What’s my evidence for this? My Facebook page.
When it comes to questions about what speech the government should allow, I’m much closer to a pure proceduralist. I think American first amendment jurisprudence—with its broad prohibitions on content-based restrictions on speech, and only narrow, circumscribed exceptions to those prohibitions—is pretty great.
Moreover, I think first amendment jurisprudence is a good model for universities, so even though private universities can adopt restrictions on speech that wouldn’t pass first amendment muster, I agree with FIRE in thinking that they generally shouldn’t.
“Hate” is too strong, Popper was brilliant, I know I know. Don’t @ me.
In an alternate history where Rudolf Carnap occupied the role in the public imagination that Karl Popper does, I think far fewer philosophers would be complaining.
This is not a novel criticism. Kuhn famously emphasized against Popper how scientific practice involves taking a lot for granted, and rightly so.
My reading of Hume and Popper is that they tend to re-create and build upon Pyrrhonism without ever giving any credit to Pyrrhonism.

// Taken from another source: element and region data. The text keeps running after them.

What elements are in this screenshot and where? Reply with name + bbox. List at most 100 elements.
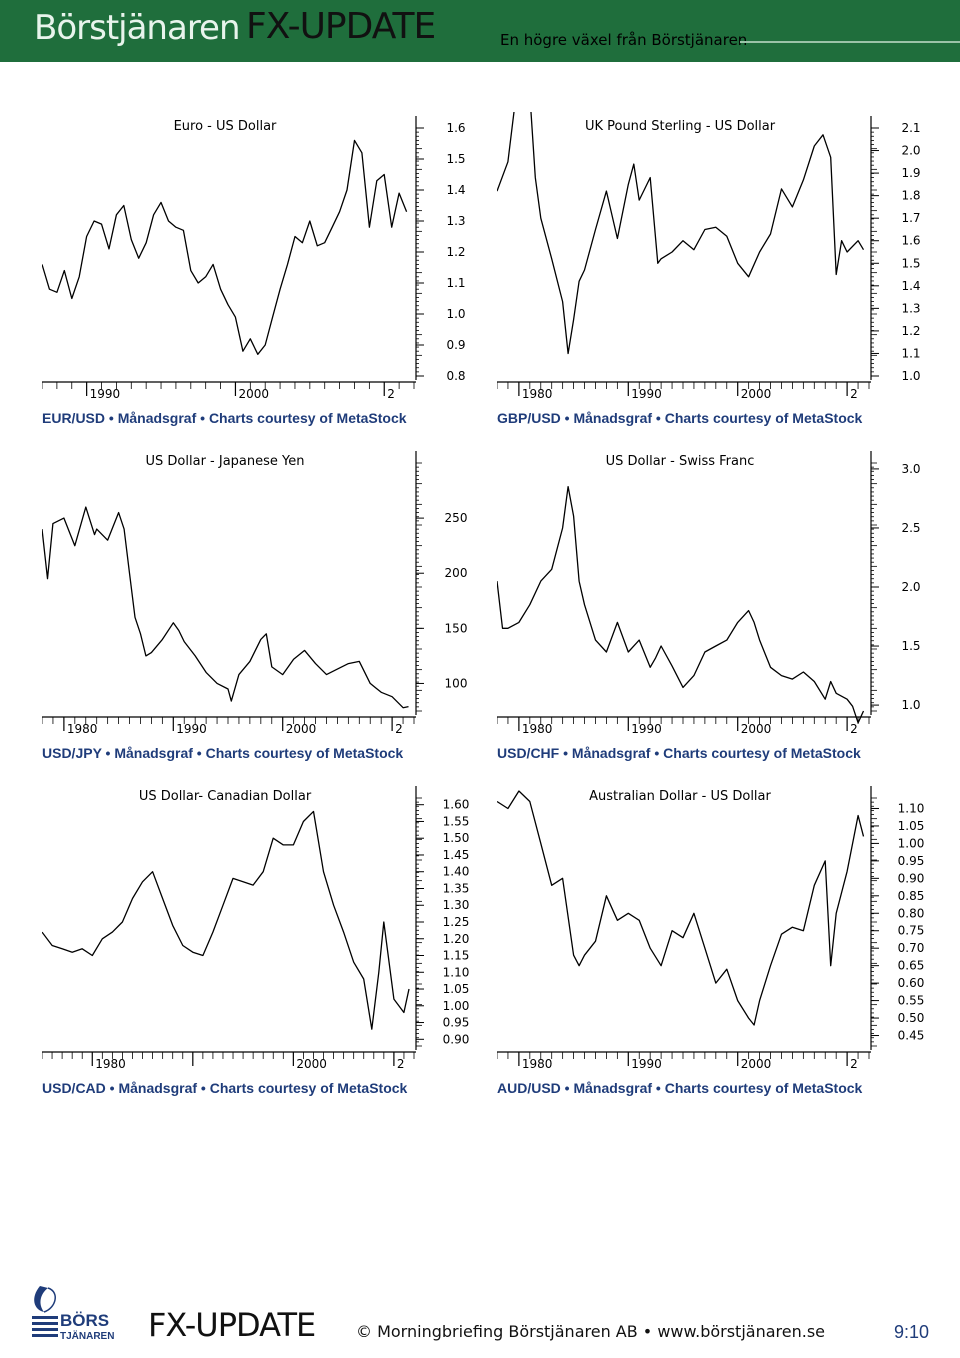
y-tick-label: 1.10 xyxy=(443,965,470,979)
svg-text:BÖRS: BÖRS xyxy=(60,1311,109,1330)
y-tick-label: 1.20 xyxy=(443,932,470,946)
y-tick-label: 1.0 xyxy=(901,369,920,383)
x-tick-label: 2000 xyxy=(741,387,772,401)
x-tick-label: 2 xyxy=(850,387,858,401)
y-tick-label: 1.6 xyxy=(901,234,920,248)
chart-caption: AUD/USD • Månadsgraf • Charts courtesy o… xyxy=(497,1080,863,1096)
chart-title: US Dollar - Swiss Franc xyxy=(606,454,755,469)
footer-copyright: © Morningbriefing Börstjänaren AB • www.… xyxy=(356,1322,825,1341)
chart-caption: USD/CAD • Månadsgraf • Charts courtesy o… xyxy=(42,1080,408,1096)
x-tick-label: 2000 xyxy=(296,1057,327,1071)
chart-caption: EUR/USD • Månadsgraf • Charts courtesy o… xyxy=(42,410,407,426)
x-tick-label: 2 xyxy=(395,722,403,736)
x-tick-label: 2000 xyxy=(741,1057,772,1071)
x-tick-label: 2000 xyxy=(741,722,772,736)
y-tick-label: 1.5 xyxy=(446,152,465,166)
chart-title: US Dollar- Canadian Dollar xyxy=(139,789,312,804)
header-divider xyxy=(740,41,960,43)
y-tick-label: 1.5 xyxy=(901,639,920,653)
series-line xyxy=(497,112,865,355)
y-tick-label: 1.7 xyxy=(901,211,920,225)
x-tick-label: 2 xyxy=(850,1057,858,1071)
y-tick-label: 2.1 xyxy=(901,121,920,135)
y-tick-label: 1.35 xyxy=(443,881,470,895)
y-tick-label: 1.25 xyxy=(443,915,470,929)
chart-panel-gbpusd: UK Pound Sterling - US Dollar 1.0 1.1 1.2 1.… xyxy=(497,112,927,442)
series-line xyxy=(42,810,410,1030)
chart-panel-eurusd: Euro - US Dollar 0.8 0.9 1.0 1.1 1.2 1.3 1.4 1.5… xyxy=(42,112,472,442)
x-tick-label: 1990 xyxy=(631,387,662,401)
y-tick-label: 0.85 xyxy=(898,889,925,903)
y-tick-label: 0.50 xyxy=(898,1011,925,1025)
x-tick-label: 2 xyxy=(397,1057,405,1071)
y-tick-label: 0.45 xyxy=(898,1029,925,1043)
chart-caption: USD/CHF • Månadsgraf • Charts courtesy o… xyxy=(497,745,861,761)
y-tick-label: 3.0 xyxy=(901,462,920,476)
y-tick-label: 1.10 xyxy=(898,801,925,815)
chart-caption: USD/JPY • Månadsgraf • Charts courtesy o… xyxy=(42,745,404,761)
chart-eurusd: Euro - US Dollar 0.8 0.9 1.0 1.1 1.2 1.3 1.4 1.5… xyxy=(42,116,466,401)
series-line xyxy=(497,790,865,1026)
x-tick-label: 1990 xyxy=(90,387,121,401)
chart-caption: GBP/USD • Månadsgraf • Charts courtesy o… xyxy=(497,410,863,426)
y-tick-label: 0.95 xyxy=(443,1016,470,1030)
y-tick-label: 1.4 xyxy=(901,279,920,293)
y-tick-label: 1.2 xyxy=(901,324,920,338)
chart-title: Euro - US Dollar xyxy=(174,119,277,134)
x-tick-label: 1980 xyxy=(522,387,553,401)
y-tick-label: 1.0 xyxy=(901,698,920,712)
y-tick-label: 1.40 xyxy=(443,865,470,879)
series-line xyxy=(497,485,865,724)
chart-audusd: Australian Dollar - US Dollar 0.45 0.50 0.5… xyxy=(497,786,925,1071)
y-tick-label: 0.55 xyxy=(898,994,925,1008)
y-tick-label: 1.50 xyxy=(443,831,470,845)
chart-panel-audusd: Australian Dollar - US Dollar 0.45 0.50 0.5… xyxy=(497,782,927,1112)
series-line xyxy=(42,139,408,355)
y-tick-label: 1.00 xyxy=(443,999,470,1013)
y-tick-label: 1.9 xyxy=(901,166,920,180)
tagline: En högre växel från Börstjänaren xyxy=(500,31,748,49)
y-tick-label: 0.80 xyxy=(898,906,925,920)
chart-title: US Dollar - Japanese Yen xyxy=(146,454,305,469)
y-tick-label: 1.30 xyxy=(443,898,470,912)
x-tick-label: 1980 xyxy=(522,722,553,736)
chart-title: UK Pound Sterling - US Dollar xyxy=(585,119,776,134)
x-tick-label: 2000 xyxy=(286,722,317,736)
footer-product: FX-UPDATE xyxy=(148,1306,316,1344)
y-tick-label: 0.8 xyxy=(446,369,465,383)
y-tick-label: 0.75 xyxy=(898,924,925,938)
svg-text:TJÄNAREN: TJÄNAREN xyxy=(60,1329,114,1342)
series-line xyxy=(42,506,409,709)
chart-usdcad: US Dollar- Canadian Dollar 0.90 0.95 1.00 1.… xyxy=(42,786,470,1071)
x-tick-label: 1980 xyxy=(67,722,98,736)
chart-panel-usdchf: US Dollar - Swiss Franc 1.0 1.5 2.0 2.5 3.0 19… xyxy=(497,447,927,777)
x-tick-label: 1990 xyxy=(176,722,207,736)
y-tick-label: 1.5 xyxy=(901,256,920,270)
y-tick-label: 1.00 xyxy=(898,836,925,850)
brand-name: Börstjänaren xyxy=(34,8,241,48)
header-banner: Börstjänaren FX-UPDATE En högre växel fr… xyxy=(0,0,960,62)
y-tick-label: 0.65 xyxy=(898,959,925,973)
y-tick-label: 1.1 xyxy=(446,276,465,290)
chart-panel-usdjpy: US Dollar - Japanese Yen 100 150 200 250 1980… xyxy=(42,447,472,777)
x-tick-label: 2000 xyxy=(238,387,269,401)
y-tick-label: 1.05 xyxy=(443,982,470,996)
y-tick-label: 1.45 xyxy=(443,848,470,862)
y-tick-label: 150 xyxy=(445,621,468,635)
y-tick-label: 0.95 xyxy=(898,854,925,868)
y-tick-label: 2.0 xyxy=(901,580,920,594)
x-tick-label: 1980 xyxy=(522,1057,553,1071)
x-tick-label: 1990 xyxy=(631,722,662,736)
y-tick-label: 2.5 xyxy=(901,521,920,535)
y-tick-label: 1.4 xyxy=(446,183,465,197)
y-tick-label: 1.0 xyxy=(446,307,465,321)
y-tick-label: 0.60 xyxy=(898,976,925,990)
y-tick-label: 1.55 xyxy=(443,814,470,828)
chart-panel-usdcad: US Dollar- Canadian Dollar 0.90 0.95 1.00 1.… xyxy=(42,782,472,1112)
y-tick-label: 200 xyxy=(445,566,468,580)
product-name: FX-UPDATE xyxy=(246,6,436,47)
y-tick-label: 100 xyxy=(445,676,468,690)
x-tick-label: 2 xyxy=(387,387,395,401)
y-tick-label: 1.3 xyxy=(901,301,920,315)
y-tick-label: 1.6 xyxy=(446,121,465,135)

Your objection to Popper has a Pyrrhonist answer. From a Pyrrhonist perspective, you are lumping two different things together in what you call "belief." One of those things is a theory - a story of causality. The other is an expectation of future events based on past experience. In Pyrrhonism, this first kind of belief is called a "dogma," and the second kind is common sense based on experience. Pyrrhonism rejects belief in dogmas and endorses common sense based on experience. Even though the Pyrrhonists identified that induction was unjustifiable - long before Hume ever did - they also granted its practicality, explicitly saying it was perfectly reasonable to infer from smoke there is fire, or that scars are formed by wounds. They even had a technical term for this kind of inference: "epilogismos."
Going back to your criticism of Popper, conjectures are theories. If believed in, they're dogmas. However, your example of experiments involving dropping a ball are subject to epilogismos, allowing it to be proper to develop an expectation that repeating these experiments will provide no new information about phenomena.
Nicely presented!
On Popper-hatred, there are at least two factors worth naming and emphasizing over "science envy": (1) his personal reputation for irascibility and hypocritical tyranny, to the point local students used to joke about "The Open Society by One of Its Enemies" and (2) his vociferous antagonisms to Hegel and Plato, on the basis of what quite a few philosophers thought were indefensibly shallow grounds. He developed a reputation as an impolite, blowhard hack among many philosophers, for better and for worse, deserved or undeserved.